A small piece of the rice dough is flattened into a round wrapper, filled with the sweet mixture, and rolled into a ball about the size of a ping pong ball. Finally, it’s dusted with steamed rice flour to give it that signature snowy-white finish, and often topped with a tiny red dot of hawthorn jelly for a festive touch. The result? A soft, chewy exterior that gives way to a sweet, crumbly, nutty centre – perfectly balanced and utterly addictive.

A Healthy Treat, Too

Beyond its delicious taste, Ai Wo Wo is also valued in traditional Chinese medicine for its health benefits. Glutinous rice is considered a warming and strengthening food that helps replenish vital energy (qi), support the spleen and stomach, and stop excessive sweating. It’s said to be especially helpful for those with poor appetite, bloating, or diarrhoea. That said, because glutinous rice can be heavy to digest, it’s best enjoyed in moderation.

Where to Find the Real Deal

For the most authentic Ai Wo Wo in Beijing, head to Huguosi Snacks (护国寺小吃店). This legendary snack shop, which traces its roots back to the temple fairs of old Beijing, has been serving up classic treats since 1956. Today, it offers over a hundred varieties of traditional Beijing snacks – from Ai Wo Wo and Lǘ Dǎ Gǔn (Rolling Donkey) to Pea Flour Cake and Fried Ring – all made using time-honoured recipes. On weekends, you’ll find locals of all ages queuing up, eager to sample these little bites of history.
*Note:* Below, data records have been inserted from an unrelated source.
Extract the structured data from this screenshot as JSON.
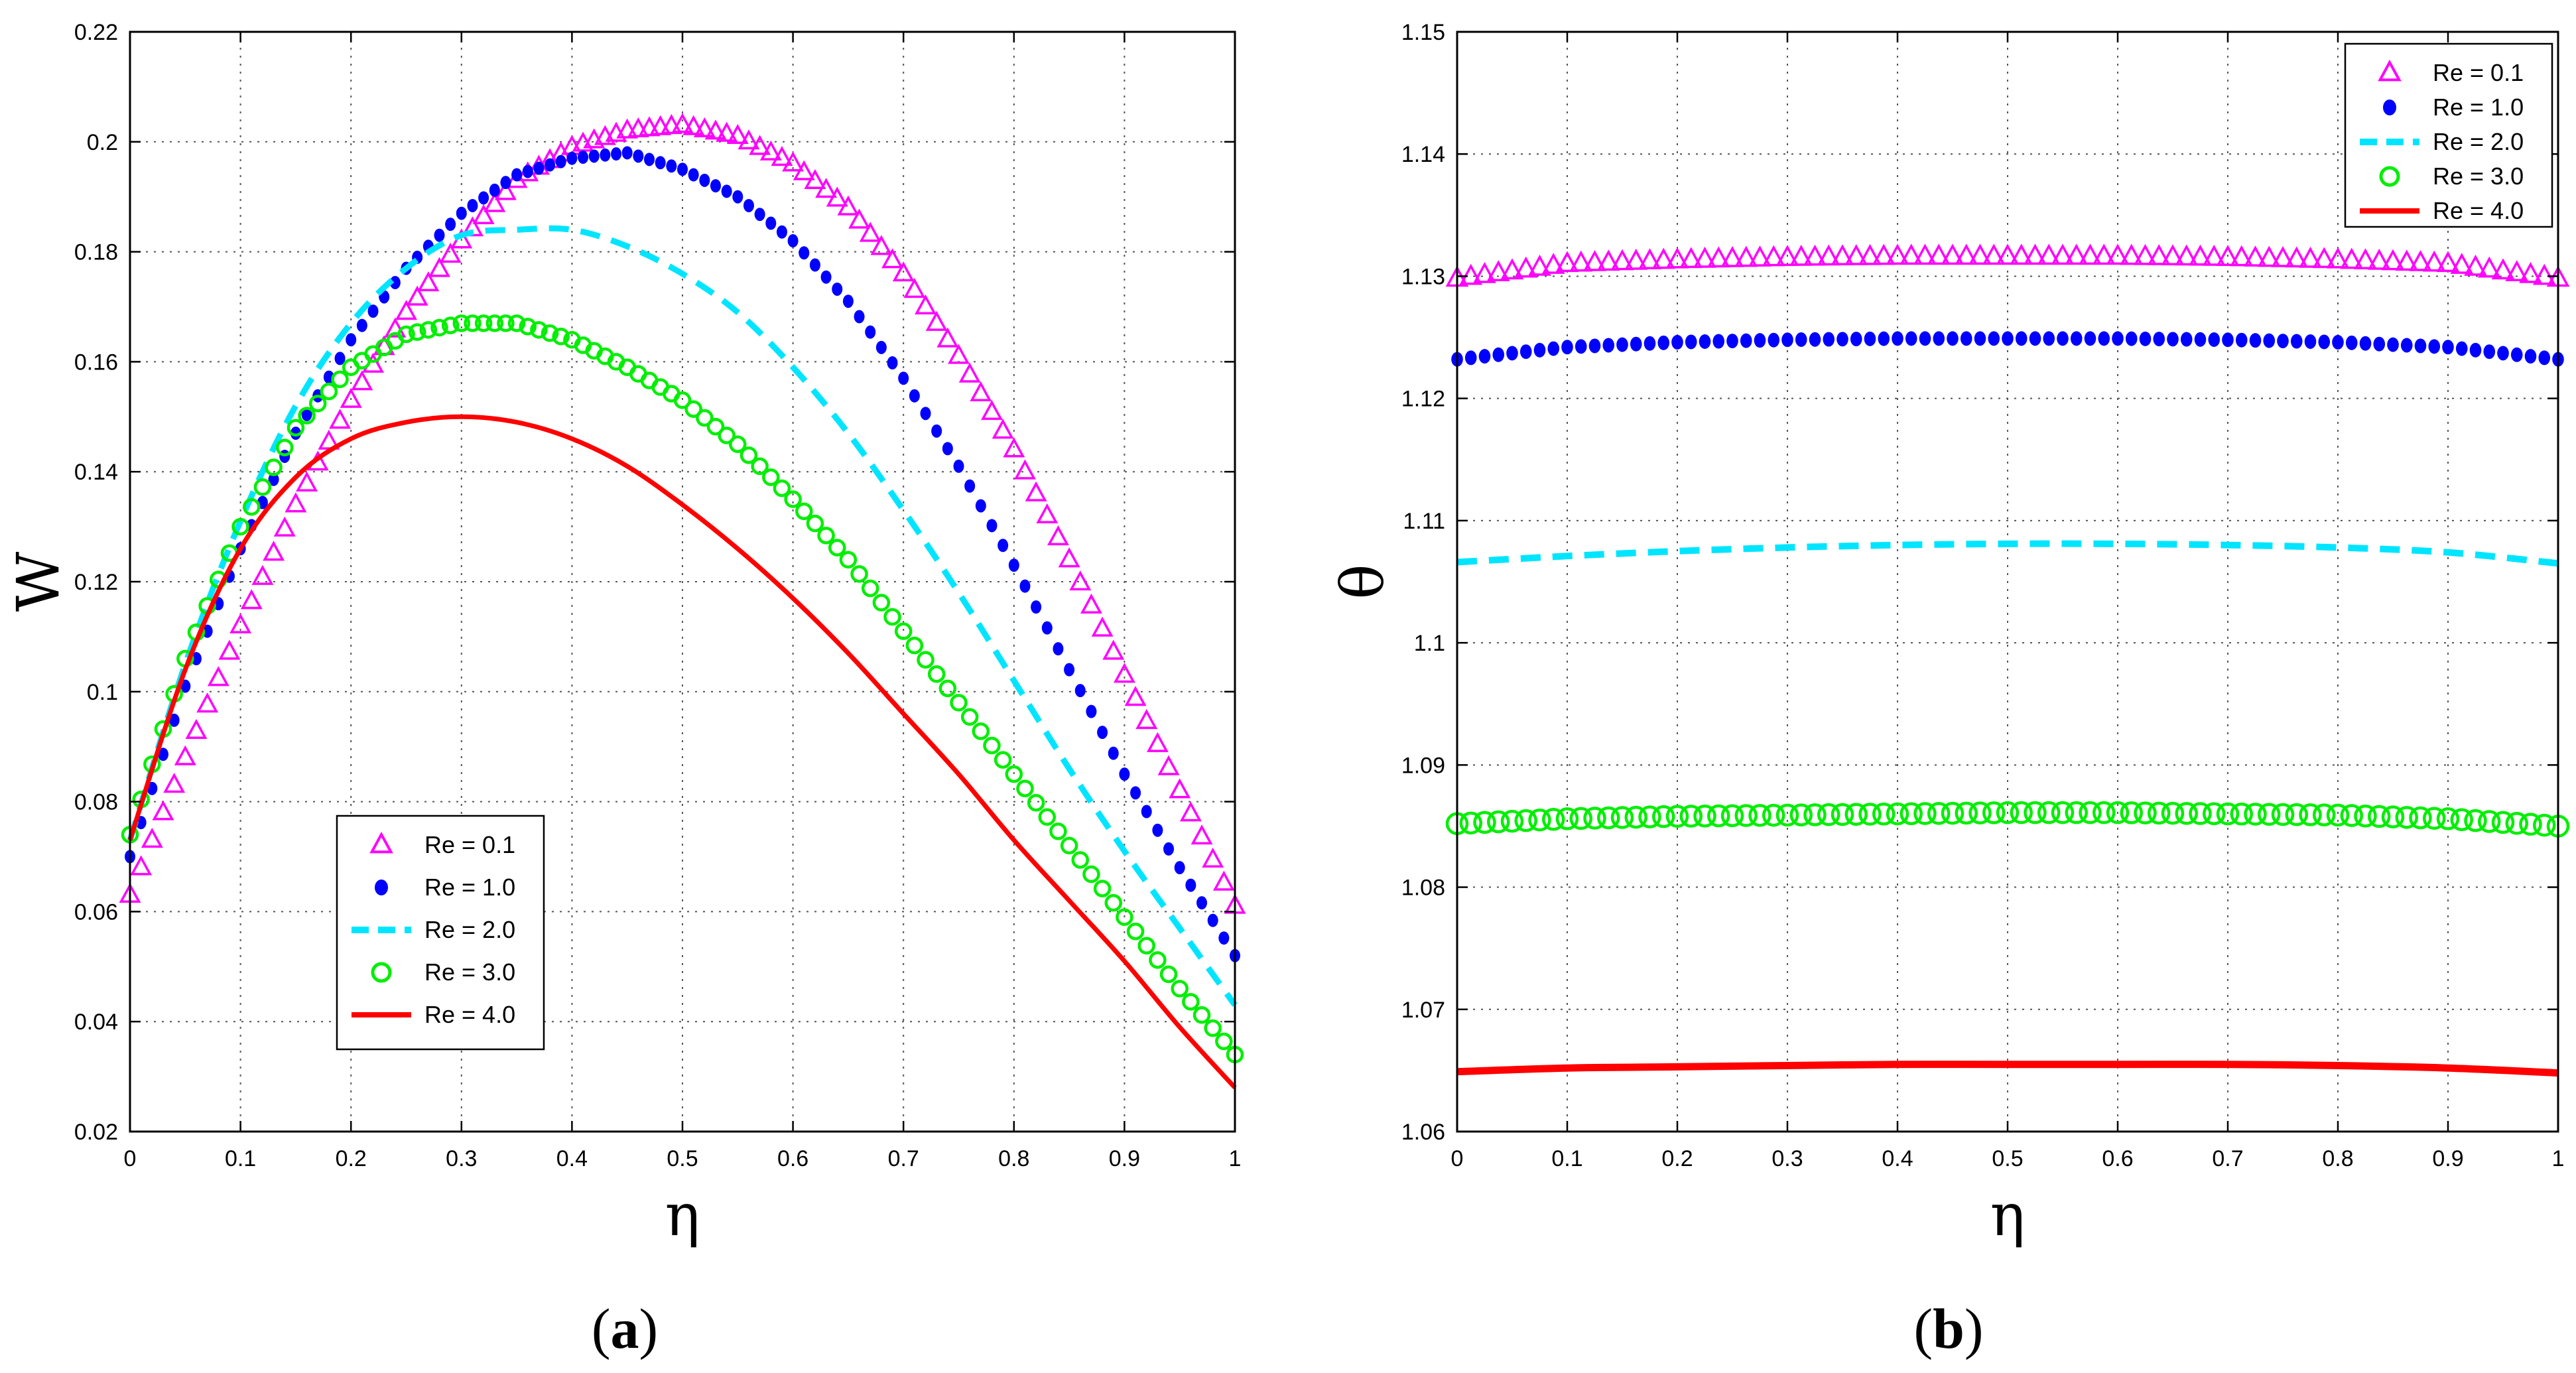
{
  "chart_data": [
    {
      "type": "line",
      "panel_label": "a",
      "xlabel": "η",
      "ylabel": "W",
      "xlim": [
        0,
        1
      ],
      "ylim": [
        0.02,
        0.22
      ],
      "xticks": [
        0,
        0.1,
        0.2,
        0.3,
        0.4,
        0.5,
        0.6,
        0.7,
        0.8,
        0.9,
        1
      ],
      "xtick_labels": [
        "0",
        "0.1",
        "0.2",
        "0.3",
        "0.4",
        "0.5",
        "0.6",
        "0.7",
        "0.8",
        "0.9",
        "1"
      ],
      "yticks": [
        0.02,
        0.04,
        0.06,
        0.08,
        0.1,
        0.12,
        0.14,
        0.16,
        0.18,
        0.2,
        0.22
      ],
      "ytick_labels": [
        "0.02",
        "0.04",
        "0.06",
        "0.08",
        "0.1",
        "0.12",
        "0.14",
        "0.16",
        "0.18",
        "0.2",
        "0.22"
      ],
      "grid": true,
      "legend_position": "lower-center",
      "series": [
        {
          "name": "Re = 0.1",
          "style": "triangle",
          "color": "#ff00ff",
          "x": [
            0,
            0.05,
            0.1,
            0.15,
            0.2,
            0.25,
            0.3,
            0.35,
            0.4,
            0.45,
            0.5,
            0.55,
            0.6,
            0.65,
            0.7,
            0.75,
            0.8,
            0.85,
            0.9,
            0.95,
            1
          ],
          "y": [
            0.063,
            0.088,
            0.112,
            0.134,
            0.153,
            0.169,
            0.182,
            0.193,
            0.199,
            0.202,
            0.203,
            0.201,
            0.196,
            0.188,
            0.176,
            0.161,
            0.144,
            0.124,
            0.103,
            0.082,
            0.061
          ]
        },
        {
          "name": "Re = 1.0",
          "style": "dot",
          "color": "#0000ff",
          "x": [
            0,
            0.05,
            0.1,
            0.15,
            0.2,
            0.25,
            0.3,
            0.35,
            0.4,
            0.45,
            0.5,
            0.55,
            0.6,
            0.65,
            0.7,
            0.75,
            0.8,
            0.85,
            0.9,
            0.95,
            1
          ],
          "y": [
            0.07,
            0.101,
            0.126,
            0.147,
            0.164,
            0.177,
            0.187,
            0.194,
            0.197,
            0.198,
            0.195,
            0.19,
            0.182,
            0.171,
            0.157,
            0.141,
            0.123,
            0.104,
            0.085,
            0.068,
            0.052
          ]
        },
        {
          "name": "Re = 2.0",
          "style": "dash",
          "color": "#00e5ff",
          "x": [
            0,
            0.05,
            0.1,
            0.15,
            0.2,
            0.25,
            0.3,
            0.35,
            0.4,
            0.45,
            0.5,
            0.55,
            0.6,
            0.65,
            0.7,
            0.75,
            0.8,
            0.85,
            0.9,
            0.95,
            1
          ],
          "y": [
            0.073,
            0.105,
            0.131,
            0.152,
            0.167,
            0.177,
            0.183,
            0.184,
            0.184,
            0.181,
            0.176,
            0.169,
            0.159,
            0.147,
            0.133,
            0.118,
            0.102,
            0.086,
            0.071,
            0.057,
            0.043
          ]
        },
        {
          "name": "Re = 3.0",
          "style": "circle",
          "color": "#00ee00",
          "x": [
            0,
            0.05,
            0.1,
            0.15,
            0.2,
            0.25,
            0.3,
            0.35,
            0.4,
            0.45,
            0.5,
            0.55,
            0.6,
            0.65,
            0.7,
            0.75,
            0.8,
            0.85,
            0.9,
            0.95,
            1
          ],
          "y": [
            0.074,
            0.106,
            0.13,
            0.148,
            0.159,
            0.165,
            0.167,
            0.167,
            0.164,
            0.159,
            0.153,
            0.145,
            0.135,
            0.124,
            0.111,
            0.098,
            0.085,
            0.072,
            0.059,
            0.046,
            0.034
          ]
        },
        {
          "name": "Re = 4.0",
          "style": "solid",
          "color": "#ff0000",
          "x": [
            0,
            0.05,
            0.1,
            0.15,
            0.2,
            0.25,
            0.3,
            0.35,
            0.4,
            0.45,
            0.5,
            0.55,
            0.6,
            0.65,
            0.7,
            0.75,
            0.8,
            0.85,
            0.9,
            0.95,
            1
          ],
          "y": [
            0.073,
            0.104,
            0.126,
            0.139,
            0.146,
            0.149,
            0.15,
            0.149,
            0.146,
            0.141,
            0.134,
            0.126,
            0.117,
            0.107,
            0.096,
            0.085,
            0.073,
            0.062,
            0.051,
            0.039,
            0.028
          ]
        }
      ]
    },
    {
      "type": "line",
      "panel_label": "b",
      "xlabel": "η",
      "ylabel": "θ",
      "xlim": [
        0,
        1
      ],
      "ylim": [
        1.06,
        1.15
      ],
      "xticks": [
        0,
        0.1,
        0.2,
        0.3,
        0.4,
        0.5,
        0.6,
        0.7,
        0.8,
        0.9,
        1
      ],
      "xtick_labels": [
        "0",
        "0.1",
        "0.2",
        "0.3",
        "0.4",
        "0.5",
        "0.6",
        "0.7",
        "0.8",
        "0.9",
        "1"
      ],
      "yticks": [
        1.06,
        1.07,
        1.08,
        1.09,
        1.1,
        1.11,
        1.12,
        1.13,
        1.14,
        1.15
      ],
      "ytick_labels": [
        "1.06",
        "1.07",
        "1.08",
        "1.09",
        "1.1",
        "1.11",
        "1.12",
        "1.13",
        "1.14",
        "1.15"
      ],
      "grid": true,
      "legend_position": "top-right",
      "series": [
        {
          "name": "Re = 0.1",
          "style": "triangle",
          "color": "#ff00ff",
          "x": [
            0,
            0.1,
            0.2,
            0.3,
            0.4,
            0.5,
            0.6,
            0.7,
            0.8,
            0.9,
            1
          ],
          "y": [
            1.1298,
            1.131,
            1.1313,
            1.1315,
            1.1316,
            1.1316,
            1.1316,
            1.1315,
            1.1313,
            1.131,
            1.1298
          ]
        },
        {
          "name": "Re = 1.0",
          "style": "dot",
          "color": "#0000ff",
          "x": [
            0,
            0.1,
            0.2,
            0.3,
            0.4,
            0.5,
            0.6,
            0.7,
            0.8,
            0.9,
            1
          ],
          "y": [
            1.1232,
            1.1242,
            1.1246,
            1.1248,
            1.1249,
            1.1249,
            1.1249,
            1.1248,
            1.1246,
            1.1242,
            1.1232
          ]
        },
        {
          "name": "Re = 2.0",
          "style": "dash",
          "color": "#00e5ff",
          "x": [
            0,
            0.1,
            0.2,
            0.3,
            0.4,
            0.5,
            0.6,
            0.7,
            0.8,
            0.9,
            1
          ],
          "y": [
            1.1066,
            1.1071,
            1.1075,
            1.1078,
            1.108,
            1.1081,
            1.1081,
            1.108,
            1.1078,
            1.1074,
            1.1065
          ]
        },
        {
          "name": "Re = 3.0",
          "style": "circle",
          "color": "#00ee00",
          "x": [
            0,
            0.1,
            0.2,
            0.3,
            0.4,
            0.5,
            0.6,
            0.7,
            0.8,
            0.9,
            1
          ],
          "y": [
            1.0852,
            1.0856,
            1.0858,
            1.0859,
            1.086,
            1.0861,
            1.0861,
            1.086,
            1.0859,
            1.0856,
            1.085
          ]
        },
        {
          "name": "Re = 4.0",
          "style": "solid",
          "color": "#ff0000",
          "x": [
            0,
            0.1,
            0.2,
            0.3,
            0.4,
            0.5,
            0.6,
            0.7,
            0.8,
            0.9,
            1
          ],
          "y": [
            1.0649,
            1.0652,
            1.0653,
            1.0654,
            1.0655,
            1.0655,
            1.0655,
            1.0655,
            1.0654,
            1.0652,
            1.0648
          ]
        }
      ]
    }
  ]
}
Ai Wo Wo is traditionally a spring and summer snack, appearing around the Lunar New Year and remaining available until late summer. Today, however, you can find it year-round in most traditional snack shops across the capital.

So next time you’re in Beijing, seek out these little snow-white balls of sweetness. Take a bite, and you’ll taste not just the soft, chewy rice and sweet nutty filling – but centuries of imperial intrigue, timeless legends, and the warmth of a city that has been sharing this humble delight for over 400 years.